Navistar reducing work force to cut costs

| September 07, 2012

Navistar International Corp. on Thursday, Sept. 6, announced it is increasing efforts to cut discretionary spending and further reduce its material costs as part of its overall cost-reduction program. The Lisle, Ill.-based company also announced it has launched a review of all of its noncore businesses with the goal of improving its return on invested capital and driving long-term profitability.

Navistar announced it is completing a voluntary separation program and a reduction in its salaried work force, which the company said should generate $70-$80 million in annual savings. That savings will contribute to the company’s overall goal to reduce costs by $150-$175 million year-over-year starting in fiscal year 2013.

Navistar said its third-quarter 2012 net income was $84 million, down from $1.4 billion during the same period a year ago. Results from the latest quarter included an income tax benefit of $196 million that primarily resulted from a third-quarter change in the company’s estimated annual effective tax rate, as well as the impact of $16 million in costs related to engineering integration and $10 million in nonconformance penalties. The third quarter of 2011 included a $1.48 billion benefit from the release of a portion of the company’s income tax valuation allowance.

The company reported a pretax loss of $100 million in the 2012 third quarter versus a $54 million loss in the 2011 third quarter. Revenues were $3.3 billion, down 6 percent from the third quarter of 2011, driven by lower net sales in the company’s U.S. and Canada truck and engine segments, primarily due to lower military sales and reduced engine volumes in South America, respectively.

For the third quarter of 2012, Navistar’s Truck business segment recorded a loss of $30 million compared with a year-ago loss of $75 million. The engine segment recorded a loss of $47 million compared with a year-ago third-quarter profit of $32 million, a reflection of lower sales volumes and $14 million in expenses related to noncompliance penalties and engineering integration. The parts segment recorded profit of $73 million compared with 2011 third quarter profit of $70 million.

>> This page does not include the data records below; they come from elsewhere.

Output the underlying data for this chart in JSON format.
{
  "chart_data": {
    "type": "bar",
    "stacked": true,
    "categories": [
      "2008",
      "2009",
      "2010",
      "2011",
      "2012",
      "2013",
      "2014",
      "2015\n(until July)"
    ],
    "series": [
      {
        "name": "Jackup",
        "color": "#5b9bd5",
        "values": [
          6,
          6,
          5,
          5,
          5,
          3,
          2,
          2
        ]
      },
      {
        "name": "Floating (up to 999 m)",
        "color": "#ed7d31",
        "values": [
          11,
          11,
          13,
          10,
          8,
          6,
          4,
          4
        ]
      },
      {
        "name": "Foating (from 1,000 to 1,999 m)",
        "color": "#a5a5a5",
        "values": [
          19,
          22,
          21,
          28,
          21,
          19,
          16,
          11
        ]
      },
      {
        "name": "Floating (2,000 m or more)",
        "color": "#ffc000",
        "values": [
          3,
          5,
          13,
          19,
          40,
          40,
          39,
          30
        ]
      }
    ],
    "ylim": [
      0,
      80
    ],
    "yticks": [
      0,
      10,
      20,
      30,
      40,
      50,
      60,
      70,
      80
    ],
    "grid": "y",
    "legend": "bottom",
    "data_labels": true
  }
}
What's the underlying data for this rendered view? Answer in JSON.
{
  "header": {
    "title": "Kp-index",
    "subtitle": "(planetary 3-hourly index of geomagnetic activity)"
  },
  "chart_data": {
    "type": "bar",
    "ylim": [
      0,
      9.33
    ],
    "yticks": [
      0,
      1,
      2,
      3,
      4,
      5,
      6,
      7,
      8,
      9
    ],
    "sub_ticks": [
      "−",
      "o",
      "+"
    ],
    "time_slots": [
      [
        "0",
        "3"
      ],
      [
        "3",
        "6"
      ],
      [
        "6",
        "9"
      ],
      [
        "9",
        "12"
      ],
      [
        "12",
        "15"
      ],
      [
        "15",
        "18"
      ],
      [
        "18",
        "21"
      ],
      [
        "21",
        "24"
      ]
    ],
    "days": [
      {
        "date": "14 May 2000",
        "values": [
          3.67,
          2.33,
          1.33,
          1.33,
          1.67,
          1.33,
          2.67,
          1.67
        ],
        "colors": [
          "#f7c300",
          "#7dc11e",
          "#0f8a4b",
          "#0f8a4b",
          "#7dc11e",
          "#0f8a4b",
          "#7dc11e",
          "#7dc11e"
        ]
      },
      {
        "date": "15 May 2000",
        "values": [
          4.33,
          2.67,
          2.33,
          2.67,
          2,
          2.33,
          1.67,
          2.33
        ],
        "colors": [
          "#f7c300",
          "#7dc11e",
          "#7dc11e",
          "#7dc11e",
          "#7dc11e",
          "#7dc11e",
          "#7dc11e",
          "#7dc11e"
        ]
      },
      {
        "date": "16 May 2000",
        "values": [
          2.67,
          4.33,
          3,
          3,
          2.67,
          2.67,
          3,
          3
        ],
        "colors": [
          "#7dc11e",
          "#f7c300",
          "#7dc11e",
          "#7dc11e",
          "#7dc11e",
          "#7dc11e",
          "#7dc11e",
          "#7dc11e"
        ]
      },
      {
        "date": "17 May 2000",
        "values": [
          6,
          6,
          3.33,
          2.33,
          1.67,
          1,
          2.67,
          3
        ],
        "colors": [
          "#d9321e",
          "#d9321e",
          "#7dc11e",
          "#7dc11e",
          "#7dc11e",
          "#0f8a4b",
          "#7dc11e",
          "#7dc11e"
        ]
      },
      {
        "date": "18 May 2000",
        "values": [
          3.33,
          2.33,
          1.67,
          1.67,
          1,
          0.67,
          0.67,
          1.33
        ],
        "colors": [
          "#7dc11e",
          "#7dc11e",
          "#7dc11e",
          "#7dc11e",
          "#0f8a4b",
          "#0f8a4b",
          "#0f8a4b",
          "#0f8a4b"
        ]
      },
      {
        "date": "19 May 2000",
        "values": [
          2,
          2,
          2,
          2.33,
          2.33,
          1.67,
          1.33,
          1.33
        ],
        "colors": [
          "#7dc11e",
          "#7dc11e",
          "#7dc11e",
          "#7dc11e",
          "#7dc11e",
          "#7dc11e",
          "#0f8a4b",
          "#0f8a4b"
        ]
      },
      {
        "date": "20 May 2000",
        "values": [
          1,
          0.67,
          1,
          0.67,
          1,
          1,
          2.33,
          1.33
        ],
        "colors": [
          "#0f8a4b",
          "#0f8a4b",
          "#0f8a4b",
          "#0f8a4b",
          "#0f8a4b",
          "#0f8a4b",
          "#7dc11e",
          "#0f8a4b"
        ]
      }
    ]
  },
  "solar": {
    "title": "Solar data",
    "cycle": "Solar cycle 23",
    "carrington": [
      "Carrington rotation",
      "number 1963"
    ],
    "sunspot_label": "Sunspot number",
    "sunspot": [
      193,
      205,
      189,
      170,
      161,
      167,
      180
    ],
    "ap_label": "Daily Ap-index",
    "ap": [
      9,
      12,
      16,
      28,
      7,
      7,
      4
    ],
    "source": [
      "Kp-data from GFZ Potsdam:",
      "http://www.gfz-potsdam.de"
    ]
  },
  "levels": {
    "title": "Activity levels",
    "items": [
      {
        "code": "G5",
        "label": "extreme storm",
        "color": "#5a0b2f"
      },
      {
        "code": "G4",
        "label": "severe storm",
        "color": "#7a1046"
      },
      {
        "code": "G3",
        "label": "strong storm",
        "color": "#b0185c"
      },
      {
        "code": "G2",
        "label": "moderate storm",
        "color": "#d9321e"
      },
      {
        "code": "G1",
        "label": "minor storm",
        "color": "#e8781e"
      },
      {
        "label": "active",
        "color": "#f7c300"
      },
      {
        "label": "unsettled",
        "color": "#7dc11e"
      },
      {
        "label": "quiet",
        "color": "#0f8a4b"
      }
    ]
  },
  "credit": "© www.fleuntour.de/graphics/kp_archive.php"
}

“Clearly we are not pleased with these results,” said Lewis Campbell, Navistar chairman and chief executive officer. “However, I was satisfied to learn on day one that Troy Clarke and his team were already working on a plan to deal with many of the important issues we face, most importantly restoring our core North American Truck, Engine and Parts businesses to their market leader positions. I believe we have good line of sight and a keen sense of urgency for moving forward.”

The company also announced that it is on track to finalize its agreement with Cummins Inc. by the end of October whereby Navistar will offer the Cummins ISX15 engine in certain truck models, expanding Navistar’s vehicle offerings. Navistar expects to launch the ISX15 in its ProStar+ model starting with initial customer deliveries in December.

Additionally, the agreement with Cummins Emission Solutions is on track to provide its selective catalytic reduction aftertreatment system, which will be combined with Navistar’s MaxxForce 11- and 13-liter engines as part of the company’s clean engine solution. Navistar plans to begin production of its most popular 13-liter models with the SCR aftertreatment system in April 2013.

Last week, the U.S. Environmental Protection Agency issued its final rule for NCPs for on-highway heavy-duty diesel engines, clearing the way for Navistar to continue to build and ship vehicles during the transition to its clean engine technology products.

“With the EPA final rule set to take effect and our progress with Cummins, we now have greater clarity on the transition to our new clean engine solution in 2013, which is our top priority,” said Clarke, Navistar president and chief operating officer. “I am committed to ensuring that we remain diligent in achieving key milestones and delivering a smooth launch.”

“Navistar is a great company with great people and great brands,” added Campbell. “With a laser focus on getting our quality right and hitting our clean engine launch dates, combined with actions to maximize cash flow and improve our balance sheet, I believe we can accelerate the pace of progress to deliver significant improvements during the next 12 to 18 months.”